Hitchcock applied the 19th’s century’s new industrial practices to furniture making. He began conservatively turning out small quantities of individual chair components in a small shed attached to a sawmill and selling the pieces to merchants as replacement parts for broken chairs. After considerable success in this capacity, Hitchcock purchased a two story building in Barkhamsted, hired a staff of 100 and began producing finished, decorative chairs using his individual components. The process was clear cut: men used machines to form the pieces, children assembled them and the women decorated the chairs using stencils. The Hitchcock Chair Company and the eponymous Hitchcock chair were born.

Former Hitchcock chair factory, Riverton

Original Hitchcock chair, c. 1840

Hitchcock chairs had a distinct appearance. Usually made of black or dark green-painted maple, beech, and birch with seats of rush, cane, or wood, Hitchcock chair frames were smooth and curved. The front legs were turned and often tapered, and the back legs extended vertically up
to the stiles. Chairs were highly embellished with painted gold highlights, such as pinstripes and floral motifs, that were applied using a stenciling process rather than by hand. The finished result was a lustrous, ornate-looking chair that was deceptively inexpensive and quick to produce. Hitchcock chairs made the expensive furniture trends of the 19th century accessible to the general public of Northwest Connecticut. Word of the Hitchcock chairs quickly spread, and Hitchcock eventually expanded from his two-story shop into a three-story brick factory along a nearby river. By 1826, he had employed over 100 workers at his new location, including many women and children, whose nimble fingers were ideal for application of the popular stenciled highlights. So central became the Hitchcock Chair Company to the people of Barkhamsted that the name of the village surrounding the factory was changed to “Hitchcocksville”. This village name, which would stand until 1866, was memorialized on the Hitchcock chairs in the gold-stenciled inscription: “L. HITCHCOCK. HITCHCOCKS-VILLE. CONN. WARRANTED”.

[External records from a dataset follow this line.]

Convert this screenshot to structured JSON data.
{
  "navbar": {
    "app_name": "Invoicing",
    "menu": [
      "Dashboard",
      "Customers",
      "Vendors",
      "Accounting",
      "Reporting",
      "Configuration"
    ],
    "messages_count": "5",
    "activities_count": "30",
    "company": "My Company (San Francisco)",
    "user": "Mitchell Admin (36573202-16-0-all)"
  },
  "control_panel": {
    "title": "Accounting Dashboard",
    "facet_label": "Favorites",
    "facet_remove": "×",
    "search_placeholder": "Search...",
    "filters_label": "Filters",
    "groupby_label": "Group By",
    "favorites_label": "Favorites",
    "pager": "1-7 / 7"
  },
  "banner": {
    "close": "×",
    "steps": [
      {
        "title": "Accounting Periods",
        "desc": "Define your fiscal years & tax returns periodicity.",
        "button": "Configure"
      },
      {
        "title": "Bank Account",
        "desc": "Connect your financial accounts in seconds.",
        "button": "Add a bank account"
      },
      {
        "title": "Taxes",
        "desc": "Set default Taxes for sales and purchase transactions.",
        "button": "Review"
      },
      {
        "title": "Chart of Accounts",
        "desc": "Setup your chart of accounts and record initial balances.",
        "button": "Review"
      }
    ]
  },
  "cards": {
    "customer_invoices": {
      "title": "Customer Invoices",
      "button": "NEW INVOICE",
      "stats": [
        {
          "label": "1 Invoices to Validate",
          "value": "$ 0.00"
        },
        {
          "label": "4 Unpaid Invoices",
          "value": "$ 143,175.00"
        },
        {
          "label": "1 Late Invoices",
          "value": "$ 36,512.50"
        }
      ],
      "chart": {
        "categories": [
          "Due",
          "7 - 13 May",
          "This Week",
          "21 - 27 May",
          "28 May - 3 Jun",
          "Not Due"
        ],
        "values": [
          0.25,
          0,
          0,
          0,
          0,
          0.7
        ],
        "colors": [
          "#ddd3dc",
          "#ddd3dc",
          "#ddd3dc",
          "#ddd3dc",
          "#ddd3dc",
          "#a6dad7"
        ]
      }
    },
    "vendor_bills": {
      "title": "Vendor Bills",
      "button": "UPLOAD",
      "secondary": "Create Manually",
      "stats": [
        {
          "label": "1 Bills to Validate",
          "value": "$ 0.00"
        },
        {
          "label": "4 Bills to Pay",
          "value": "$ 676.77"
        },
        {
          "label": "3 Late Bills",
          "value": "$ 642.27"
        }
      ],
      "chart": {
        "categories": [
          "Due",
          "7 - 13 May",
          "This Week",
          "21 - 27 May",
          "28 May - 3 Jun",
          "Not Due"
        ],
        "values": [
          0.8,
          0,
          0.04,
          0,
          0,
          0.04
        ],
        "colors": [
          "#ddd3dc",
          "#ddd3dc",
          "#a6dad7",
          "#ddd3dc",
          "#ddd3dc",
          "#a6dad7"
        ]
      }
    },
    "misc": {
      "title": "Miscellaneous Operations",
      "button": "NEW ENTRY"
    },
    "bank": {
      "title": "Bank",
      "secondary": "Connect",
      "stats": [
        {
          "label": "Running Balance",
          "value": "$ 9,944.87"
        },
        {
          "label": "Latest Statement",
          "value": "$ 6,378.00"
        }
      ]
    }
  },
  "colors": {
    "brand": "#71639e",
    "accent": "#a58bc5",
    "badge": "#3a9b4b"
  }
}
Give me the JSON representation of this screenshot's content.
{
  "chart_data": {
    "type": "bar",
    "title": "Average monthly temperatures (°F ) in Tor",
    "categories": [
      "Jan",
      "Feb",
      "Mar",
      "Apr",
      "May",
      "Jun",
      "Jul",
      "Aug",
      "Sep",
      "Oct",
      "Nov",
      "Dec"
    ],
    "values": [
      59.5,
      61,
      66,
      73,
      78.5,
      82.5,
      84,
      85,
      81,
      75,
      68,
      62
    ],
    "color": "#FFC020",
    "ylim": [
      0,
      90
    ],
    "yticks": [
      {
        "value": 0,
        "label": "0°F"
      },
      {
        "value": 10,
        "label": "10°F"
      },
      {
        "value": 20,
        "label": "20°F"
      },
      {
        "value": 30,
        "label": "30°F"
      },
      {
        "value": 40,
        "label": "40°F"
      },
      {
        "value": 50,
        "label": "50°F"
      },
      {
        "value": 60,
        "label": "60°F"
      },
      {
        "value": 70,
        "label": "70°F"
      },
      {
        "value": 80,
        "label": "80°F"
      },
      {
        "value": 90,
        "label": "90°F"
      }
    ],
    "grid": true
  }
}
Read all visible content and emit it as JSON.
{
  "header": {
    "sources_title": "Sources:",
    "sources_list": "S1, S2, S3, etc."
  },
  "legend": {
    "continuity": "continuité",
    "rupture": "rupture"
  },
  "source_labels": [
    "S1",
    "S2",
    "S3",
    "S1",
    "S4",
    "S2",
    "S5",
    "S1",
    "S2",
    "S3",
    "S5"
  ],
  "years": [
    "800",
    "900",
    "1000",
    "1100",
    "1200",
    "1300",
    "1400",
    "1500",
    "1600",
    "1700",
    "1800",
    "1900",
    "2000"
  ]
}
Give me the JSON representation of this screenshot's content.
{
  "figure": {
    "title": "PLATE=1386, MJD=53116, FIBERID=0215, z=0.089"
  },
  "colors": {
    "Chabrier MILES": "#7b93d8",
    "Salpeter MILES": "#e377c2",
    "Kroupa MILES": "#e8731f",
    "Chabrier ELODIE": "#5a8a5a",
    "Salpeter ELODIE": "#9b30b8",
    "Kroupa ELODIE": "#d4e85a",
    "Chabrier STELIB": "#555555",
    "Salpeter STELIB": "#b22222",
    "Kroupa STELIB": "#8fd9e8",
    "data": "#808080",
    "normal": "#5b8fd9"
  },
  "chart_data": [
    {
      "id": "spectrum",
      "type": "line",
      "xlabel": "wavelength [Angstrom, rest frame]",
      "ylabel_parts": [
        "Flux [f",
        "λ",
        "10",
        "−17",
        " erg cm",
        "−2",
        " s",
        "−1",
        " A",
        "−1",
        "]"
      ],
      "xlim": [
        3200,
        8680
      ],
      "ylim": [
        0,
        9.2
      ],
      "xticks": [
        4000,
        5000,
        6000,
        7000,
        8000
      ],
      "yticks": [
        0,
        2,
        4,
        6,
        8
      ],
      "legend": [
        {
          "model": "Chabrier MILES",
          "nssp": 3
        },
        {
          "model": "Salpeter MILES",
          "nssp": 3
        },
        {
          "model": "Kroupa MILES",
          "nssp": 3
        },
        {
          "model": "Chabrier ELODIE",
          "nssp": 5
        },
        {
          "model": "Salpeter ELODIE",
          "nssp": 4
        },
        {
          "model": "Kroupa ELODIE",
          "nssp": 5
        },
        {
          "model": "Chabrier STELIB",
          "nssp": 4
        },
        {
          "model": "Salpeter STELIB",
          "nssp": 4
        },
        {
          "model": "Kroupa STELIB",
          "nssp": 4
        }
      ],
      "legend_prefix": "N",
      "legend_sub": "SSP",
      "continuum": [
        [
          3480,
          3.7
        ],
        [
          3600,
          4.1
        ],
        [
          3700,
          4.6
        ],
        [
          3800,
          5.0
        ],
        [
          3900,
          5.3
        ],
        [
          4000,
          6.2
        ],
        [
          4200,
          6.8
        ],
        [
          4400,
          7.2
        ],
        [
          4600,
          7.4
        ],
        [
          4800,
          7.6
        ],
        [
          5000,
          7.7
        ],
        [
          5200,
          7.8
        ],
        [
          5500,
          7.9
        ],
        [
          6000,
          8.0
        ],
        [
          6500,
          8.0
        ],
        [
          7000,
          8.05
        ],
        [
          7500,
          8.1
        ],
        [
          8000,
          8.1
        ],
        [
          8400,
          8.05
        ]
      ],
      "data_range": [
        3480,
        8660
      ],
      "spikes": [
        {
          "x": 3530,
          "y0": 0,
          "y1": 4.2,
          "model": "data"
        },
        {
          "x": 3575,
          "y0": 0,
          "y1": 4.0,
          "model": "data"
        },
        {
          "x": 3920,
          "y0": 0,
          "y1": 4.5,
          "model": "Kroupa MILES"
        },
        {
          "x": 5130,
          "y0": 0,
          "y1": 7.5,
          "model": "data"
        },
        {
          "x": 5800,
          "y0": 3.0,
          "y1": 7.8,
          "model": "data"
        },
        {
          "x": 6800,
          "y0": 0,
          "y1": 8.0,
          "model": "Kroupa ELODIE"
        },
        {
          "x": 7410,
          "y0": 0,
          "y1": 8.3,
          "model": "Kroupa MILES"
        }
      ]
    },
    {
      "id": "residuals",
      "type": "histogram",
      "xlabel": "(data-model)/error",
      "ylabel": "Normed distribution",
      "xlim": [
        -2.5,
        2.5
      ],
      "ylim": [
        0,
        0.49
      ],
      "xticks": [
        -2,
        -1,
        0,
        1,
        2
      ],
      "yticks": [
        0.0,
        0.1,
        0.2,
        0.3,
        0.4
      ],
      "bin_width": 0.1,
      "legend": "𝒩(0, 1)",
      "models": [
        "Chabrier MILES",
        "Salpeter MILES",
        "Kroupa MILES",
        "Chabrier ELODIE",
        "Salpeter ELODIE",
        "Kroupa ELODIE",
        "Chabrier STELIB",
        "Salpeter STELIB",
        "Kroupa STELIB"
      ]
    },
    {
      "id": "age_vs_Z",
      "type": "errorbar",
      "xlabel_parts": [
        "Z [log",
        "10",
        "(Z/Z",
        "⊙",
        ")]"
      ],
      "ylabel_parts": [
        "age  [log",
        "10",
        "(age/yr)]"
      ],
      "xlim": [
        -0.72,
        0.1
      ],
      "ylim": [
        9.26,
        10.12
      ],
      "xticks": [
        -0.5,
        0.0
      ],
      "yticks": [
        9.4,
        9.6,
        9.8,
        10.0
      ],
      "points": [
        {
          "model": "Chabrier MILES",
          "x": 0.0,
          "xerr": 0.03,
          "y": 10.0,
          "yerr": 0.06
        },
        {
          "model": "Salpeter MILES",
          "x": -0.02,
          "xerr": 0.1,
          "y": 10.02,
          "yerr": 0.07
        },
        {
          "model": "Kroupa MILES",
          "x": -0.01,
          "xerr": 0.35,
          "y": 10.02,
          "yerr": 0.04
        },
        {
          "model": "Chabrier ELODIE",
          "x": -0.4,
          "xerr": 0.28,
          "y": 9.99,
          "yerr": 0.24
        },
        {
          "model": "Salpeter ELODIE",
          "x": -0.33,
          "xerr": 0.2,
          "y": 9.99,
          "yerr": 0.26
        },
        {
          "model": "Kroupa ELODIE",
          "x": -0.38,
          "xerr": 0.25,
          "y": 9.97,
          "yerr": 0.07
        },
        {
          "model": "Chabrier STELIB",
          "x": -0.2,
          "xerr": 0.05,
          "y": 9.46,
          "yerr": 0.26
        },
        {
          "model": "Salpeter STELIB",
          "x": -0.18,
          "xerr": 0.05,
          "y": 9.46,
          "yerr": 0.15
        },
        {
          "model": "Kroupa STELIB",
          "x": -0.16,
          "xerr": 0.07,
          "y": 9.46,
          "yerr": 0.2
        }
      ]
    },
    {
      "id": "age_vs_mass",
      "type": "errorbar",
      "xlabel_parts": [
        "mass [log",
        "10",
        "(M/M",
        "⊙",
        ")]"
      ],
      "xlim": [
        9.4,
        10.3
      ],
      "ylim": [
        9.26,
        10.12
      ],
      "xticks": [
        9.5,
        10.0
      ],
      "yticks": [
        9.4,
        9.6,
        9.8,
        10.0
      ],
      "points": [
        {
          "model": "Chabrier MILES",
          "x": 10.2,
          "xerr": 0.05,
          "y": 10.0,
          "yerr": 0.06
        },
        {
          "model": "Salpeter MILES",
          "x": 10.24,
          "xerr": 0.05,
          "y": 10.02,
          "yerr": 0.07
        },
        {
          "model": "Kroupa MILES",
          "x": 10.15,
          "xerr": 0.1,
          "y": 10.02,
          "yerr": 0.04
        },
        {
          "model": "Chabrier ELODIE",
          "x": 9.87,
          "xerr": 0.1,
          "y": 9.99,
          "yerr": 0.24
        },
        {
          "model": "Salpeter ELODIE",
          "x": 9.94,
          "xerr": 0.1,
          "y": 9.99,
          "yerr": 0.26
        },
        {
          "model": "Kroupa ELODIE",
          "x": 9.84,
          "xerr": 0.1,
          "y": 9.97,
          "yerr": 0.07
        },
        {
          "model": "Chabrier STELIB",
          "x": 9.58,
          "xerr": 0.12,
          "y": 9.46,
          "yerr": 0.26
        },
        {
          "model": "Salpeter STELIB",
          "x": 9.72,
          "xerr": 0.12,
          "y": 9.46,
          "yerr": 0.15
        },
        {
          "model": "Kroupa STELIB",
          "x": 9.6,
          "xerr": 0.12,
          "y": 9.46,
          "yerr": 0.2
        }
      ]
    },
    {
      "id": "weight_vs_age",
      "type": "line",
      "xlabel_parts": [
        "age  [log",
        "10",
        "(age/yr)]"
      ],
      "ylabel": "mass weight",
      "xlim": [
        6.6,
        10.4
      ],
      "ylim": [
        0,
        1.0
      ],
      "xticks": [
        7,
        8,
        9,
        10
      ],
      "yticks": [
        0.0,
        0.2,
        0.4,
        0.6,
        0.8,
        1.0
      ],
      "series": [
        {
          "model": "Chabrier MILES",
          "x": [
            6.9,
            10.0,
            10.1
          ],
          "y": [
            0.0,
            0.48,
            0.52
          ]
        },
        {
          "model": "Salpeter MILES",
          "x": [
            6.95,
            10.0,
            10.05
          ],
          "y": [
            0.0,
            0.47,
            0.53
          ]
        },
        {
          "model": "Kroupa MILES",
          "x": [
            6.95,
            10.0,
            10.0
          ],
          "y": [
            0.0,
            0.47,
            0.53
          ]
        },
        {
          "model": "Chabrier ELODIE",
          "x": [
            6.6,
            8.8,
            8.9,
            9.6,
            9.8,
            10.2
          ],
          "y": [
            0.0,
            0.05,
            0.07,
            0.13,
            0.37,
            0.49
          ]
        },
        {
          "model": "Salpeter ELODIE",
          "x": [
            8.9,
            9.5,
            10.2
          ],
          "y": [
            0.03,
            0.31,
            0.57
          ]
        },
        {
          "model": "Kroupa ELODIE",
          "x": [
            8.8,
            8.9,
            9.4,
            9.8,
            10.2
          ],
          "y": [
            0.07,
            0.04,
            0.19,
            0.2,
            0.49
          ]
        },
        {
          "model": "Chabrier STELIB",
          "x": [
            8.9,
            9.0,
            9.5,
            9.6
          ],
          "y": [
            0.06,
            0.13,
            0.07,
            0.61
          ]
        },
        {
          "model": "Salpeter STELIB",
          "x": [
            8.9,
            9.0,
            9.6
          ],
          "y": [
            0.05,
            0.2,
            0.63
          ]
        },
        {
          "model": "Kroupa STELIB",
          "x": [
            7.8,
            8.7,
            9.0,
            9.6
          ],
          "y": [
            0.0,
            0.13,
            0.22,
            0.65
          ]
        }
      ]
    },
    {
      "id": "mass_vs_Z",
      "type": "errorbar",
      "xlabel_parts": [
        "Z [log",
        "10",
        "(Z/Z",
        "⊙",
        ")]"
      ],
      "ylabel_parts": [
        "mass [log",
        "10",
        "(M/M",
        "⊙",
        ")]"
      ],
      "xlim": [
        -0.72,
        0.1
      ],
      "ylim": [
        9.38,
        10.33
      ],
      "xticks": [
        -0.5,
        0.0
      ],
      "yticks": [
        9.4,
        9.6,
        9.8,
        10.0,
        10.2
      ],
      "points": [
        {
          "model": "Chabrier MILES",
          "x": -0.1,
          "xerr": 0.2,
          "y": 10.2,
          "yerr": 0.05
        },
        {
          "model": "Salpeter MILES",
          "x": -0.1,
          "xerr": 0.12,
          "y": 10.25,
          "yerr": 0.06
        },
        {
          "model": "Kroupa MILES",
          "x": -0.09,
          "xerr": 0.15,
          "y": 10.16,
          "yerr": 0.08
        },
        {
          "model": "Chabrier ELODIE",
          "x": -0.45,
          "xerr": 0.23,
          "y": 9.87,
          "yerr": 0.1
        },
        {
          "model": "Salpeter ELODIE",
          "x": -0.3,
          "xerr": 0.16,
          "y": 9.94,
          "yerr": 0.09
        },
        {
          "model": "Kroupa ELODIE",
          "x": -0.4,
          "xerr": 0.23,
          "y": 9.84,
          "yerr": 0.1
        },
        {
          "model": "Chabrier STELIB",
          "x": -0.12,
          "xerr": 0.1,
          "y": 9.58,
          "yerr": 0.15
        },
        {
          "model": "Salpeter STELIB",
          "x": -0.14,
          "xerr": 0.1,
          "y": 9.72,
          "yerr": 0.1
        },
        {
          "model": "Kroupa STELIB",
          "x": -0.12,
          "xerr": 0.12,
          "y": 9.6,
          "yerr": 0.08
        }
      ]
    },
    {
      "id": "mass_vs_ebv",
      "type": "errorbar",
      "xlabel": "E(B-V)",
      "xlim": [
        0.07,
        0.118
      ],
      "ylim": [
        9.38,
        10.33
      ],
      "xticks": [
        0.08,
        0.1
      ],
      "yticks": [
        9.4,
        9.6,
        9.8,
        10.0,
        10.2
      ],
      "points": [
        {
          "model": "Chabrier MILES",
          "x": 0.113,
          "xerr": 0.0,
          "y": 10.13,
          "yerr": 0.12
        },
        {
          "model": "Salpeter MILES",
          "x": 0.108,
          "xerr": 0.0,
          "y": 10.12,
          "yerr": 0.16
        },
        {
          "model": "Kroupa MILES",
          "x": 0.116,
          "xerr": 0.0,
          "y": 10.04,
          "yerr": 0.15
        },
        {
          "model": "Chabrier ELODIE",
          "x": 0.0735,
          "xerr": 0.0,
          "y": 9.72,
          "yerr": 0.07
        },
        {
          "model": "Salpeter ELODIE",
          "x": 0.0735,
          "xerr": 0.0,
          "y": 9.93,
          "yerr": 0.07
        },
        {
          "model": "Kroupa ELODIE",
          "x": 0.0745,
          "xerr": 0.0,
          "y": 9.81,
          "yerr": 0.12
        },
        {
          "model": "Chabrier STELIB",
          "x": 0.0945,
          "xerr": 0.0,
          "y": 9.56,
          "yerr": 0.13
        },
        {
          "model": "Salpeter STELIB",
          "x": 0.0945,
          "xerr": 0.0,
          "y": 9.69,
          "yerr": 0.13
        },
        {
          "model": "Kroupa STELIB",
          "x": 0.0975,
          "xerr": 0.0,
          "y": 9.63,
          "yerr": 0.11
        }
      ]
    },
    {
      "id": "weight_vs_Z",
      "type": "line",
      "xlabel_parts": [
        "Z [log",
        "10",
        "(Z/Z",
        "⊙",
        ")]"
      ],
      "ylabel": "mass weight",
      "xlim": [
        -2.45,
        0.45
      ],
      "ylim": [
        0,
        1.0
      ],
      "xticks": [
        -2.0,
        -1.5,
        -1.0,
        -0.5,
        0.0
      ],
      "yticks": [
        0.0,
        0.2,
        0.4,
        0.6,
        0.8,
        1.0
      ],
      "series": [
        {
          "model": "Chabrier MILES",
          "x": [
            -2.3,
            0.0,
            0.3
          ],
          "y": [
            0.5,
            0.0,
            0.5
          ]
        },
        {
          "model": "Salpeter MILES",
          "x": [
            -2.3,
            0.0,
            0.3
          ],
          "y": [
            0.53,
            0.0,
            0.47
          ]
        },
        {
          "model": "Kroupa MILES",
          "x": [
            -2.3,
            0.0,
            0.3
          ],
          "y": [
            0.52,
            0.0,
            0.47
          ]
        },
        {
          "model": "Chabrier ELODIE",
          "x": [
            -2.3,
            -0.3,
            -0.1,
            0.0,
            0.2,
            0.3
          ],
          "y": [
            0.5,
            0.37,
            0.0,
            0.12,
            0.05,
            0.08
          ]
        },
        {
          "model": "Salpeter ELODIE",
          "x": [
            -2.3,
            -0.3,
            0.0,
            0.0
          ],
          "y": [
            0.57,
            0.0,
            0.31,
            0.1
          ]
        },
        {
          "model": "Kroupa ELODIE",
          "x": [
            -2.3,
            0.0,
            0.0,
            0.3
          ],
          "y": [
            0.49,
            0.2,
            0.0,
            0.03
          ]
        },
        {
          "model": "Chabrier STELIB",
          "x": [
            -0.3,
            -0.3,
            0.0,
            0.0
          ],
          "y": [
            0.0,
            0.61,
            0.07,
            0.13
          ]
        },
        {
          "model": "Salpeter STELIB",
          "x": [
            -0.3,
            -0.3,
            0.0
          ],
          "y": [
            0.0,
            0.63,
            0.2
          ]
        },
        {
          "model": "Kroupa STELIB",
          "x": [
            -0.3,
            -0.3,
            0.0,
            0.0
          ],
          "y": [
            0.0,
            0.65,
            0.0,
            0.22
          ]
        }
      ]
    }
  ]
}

Demand for the Hitchcock chair steadily grew beyond Connecticut. By the late 1820’s the Hitchcock Chair Company was producing 300 chairs a week and by 1840, had sold 200,000 chairs. The chairs at their peak popularity sold for between $0.49 to $1.50 and were shipped from Hitchcocksville to locations as far as Chicago and Charleston. In the pre-Civil War, industrial United States the Hitchcock chair represented progressiveness and became a coveted, but attainable, brand-name for the entire country. For the people of Barkhamsted and Northwest Connecticut, the chair also provided a livelihood, infusing their economy with jobs and capital and connecting their region to the rest of the United States.

For a number of years, the veritable craze around the Hitchcock chair endured. How-ever, the company could not keep pace with such high demand. Hitchcock struggled to establish efficient shipping and payment processes, and expansion efforts and satellite factories were unsuccessful. In 1832 Hitchcock reorganized and partnered with Arba Alford of Simsbury, Connecticut. The Hitchcock Chair Company dissolved in 1837 to form “Alford & Company”, then was renamed in 1840 as the “Hitchcocksville Company”. It permanently lost the Hitchcock name in 1844, but Alford continued to produce the same distinctive chairs in Hitchcocksville under various names until the 1860’s, when Hitchcocksville became Riverton and other industries moved in. Reproductions of the Hitchcock style came to be produced on a massive scale across the U.S. well into the 20th century. The innovative process by which the Hitchcock chair was created trans-formed the American furniture industry. The mass production of furniture using interchangeable parts became standard, and decorative stenciling of furniture took hold for generations. Today, Hitchcock-inspired chairs are nearly ubiquitous, but the originals, chairs made between 1826 to 1844 in their original finish and signed by Lambert Hitchcock himself, are worth several thousand dollars.